作業場では、何機ものストーブが焚かれ、その上には大きなヤカンが乗せられています。
その口からはシューシューと蒸気があがり、部屋全体の湿度を高めています。
それは、乾燥によるダメージからうどんの生地を守るためであり、麺の命であるコシやツヤを保つ為でもあります。
まるで絵を描くように・・・
小麦粉と塩と水。
最初に延ばされた生地を樽の中に大切に巻きとっていきます。
熟練した指先は、生地を痛める事無く蜷局状に美しい模様を描いて行きます。
ゆっくりと静かに眠らせ・・・
何度か延ばされた生地は次第に麺らしく細くなっていきます。
伸ばす事で手延べうどん特有のコシが生まれるのです。
ここで熟成させる為に、生地をしばらく眠らせます。
外では、やっと空が白み始めてきました。
機を織るようなしなやかさ・・・
計算された滑車の順路を縫うように生地は流れていきます。
職人の動きには寸分の迷いも無駄も無く、まるで生き物のように延びていく生地を操るように巻き棒へと誘います。
更に細く、更に伸びやかに・・・
微妙な力加減やスピードを調整しながら更に細く、更にしなやかに生地は麺になっていきます。
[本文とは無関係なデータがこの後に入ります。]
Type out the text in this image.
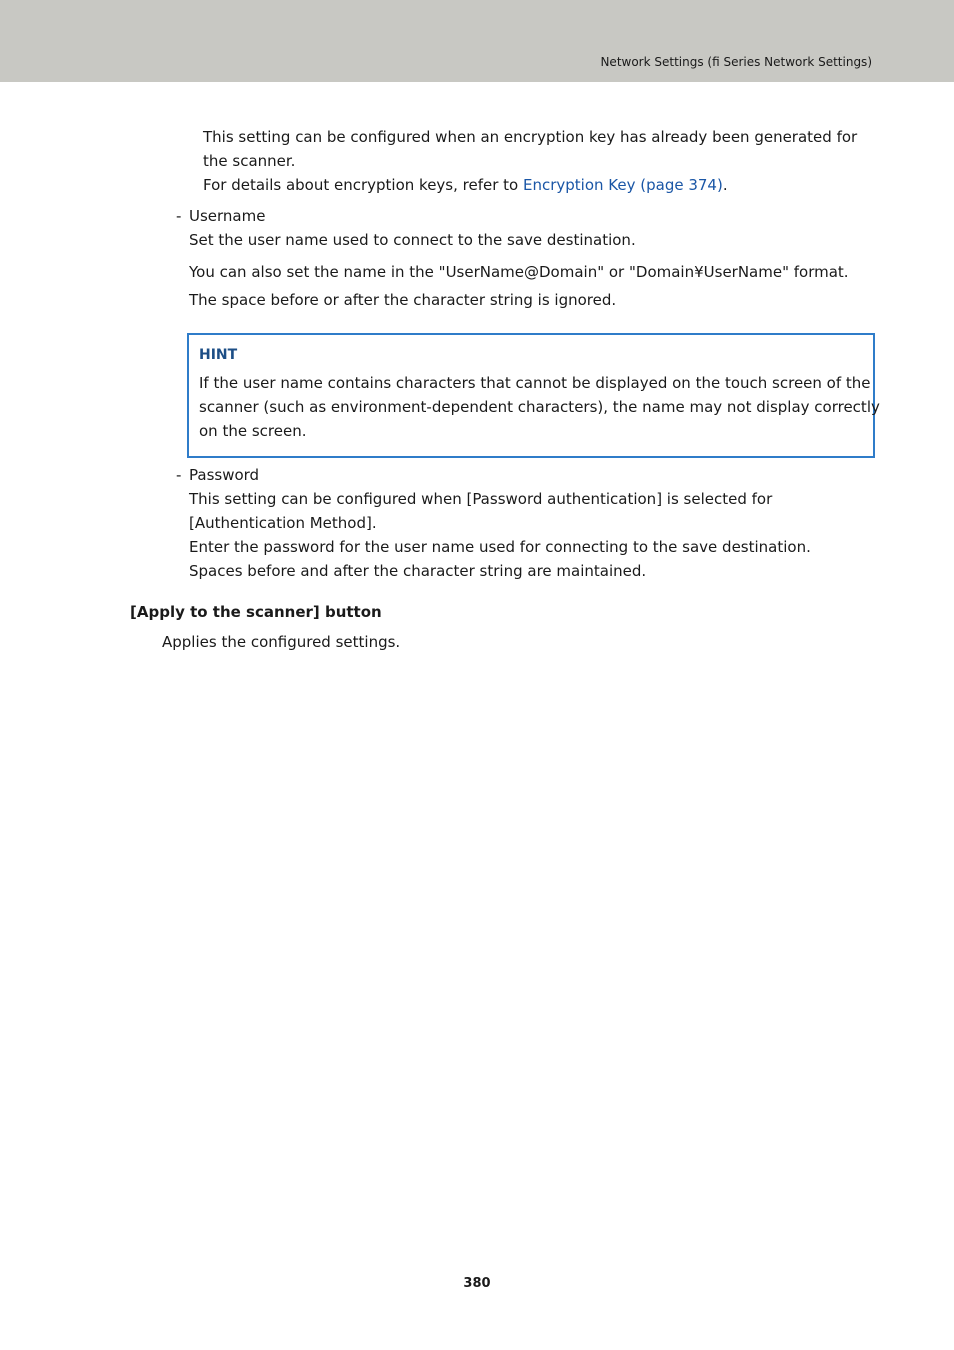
Network Settings (fi Series Network Settings)
This setting can be configured when an encryption key has already been generated for
the scanner.
For details about encryption keys, refer to Encryption Key (page 374).
- Username
Set the user name used to connect to the save destination.
You can also set the name in the "UserName@Domain" or "Domain¥UserName" format.
The space before or after the character string is ignored.
HINT
If the user name contains characters that cannot be displayed on the touch screen of the
scanner (such as environment-dependent characters), the name may not display correctly
on the screen.
- Password
This setting can be configured when [Password authentication] is selected for
[Authentication Method].
Enter the password for the user name used for connecting to the save destination.
Spaces before and after the character string are maintained.
[Apply to the scanner] button
Applies the configured settings.
380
この土地で育まれた先人からの伝承と、引き継いだ者の切磋琢磨が可能とした巧みなまでの技は、数秒、数ミリの妥協も許さず、
その日の天候や温度、湿度を経験値で計り、微妙なまでの調整をおこなっているのです。
風を孕み、風に揺られ・・・
そのあとも、目指す細さにたどり着くまで幾度も手延ばしされた麺は、高々と暖簾のように干されます。
天井には何機ものプロペラが回り、空気の循環をおこない乾燥を促します。
リズム良くさばく指・・・
乾燥する前に、麺と麺がくっつかないように長箸で1本、1本さばいてきます。
気の遠くなるような作業ですが、品質の良い手延べうどんを作る上で欠かせない作業であり、熟練した職人の美しいまでの指さばきが要となる
作業でもあります。
手延べ・桃太郎うどん誕生!
こうして匠の工房で生まれたのが『手延べ・桃太郎うどん』です。
一塊の生地を延ばしに延ばして作られるうどんは、刃物で切り分けるうどんとは違い、特有のしなやかさと、素晴らしいのど越しが自慢です。
温かいかけうどんや、冷たいざるうどんとして頂く事はもちろんですが、その食感を活かしてパスタや炒め物のメイン食材としても
ご活用頂ける使い勝手の良い麺となっています。
その美味しさをご存知の方も、まだ知らないと言われる方も、ぜひ「手延べ・桃太郎うどん』をご賞味ください。
きっと伝統に育まれた鴨方手延べうどんの素晴らしさをご体感頂けると信じております。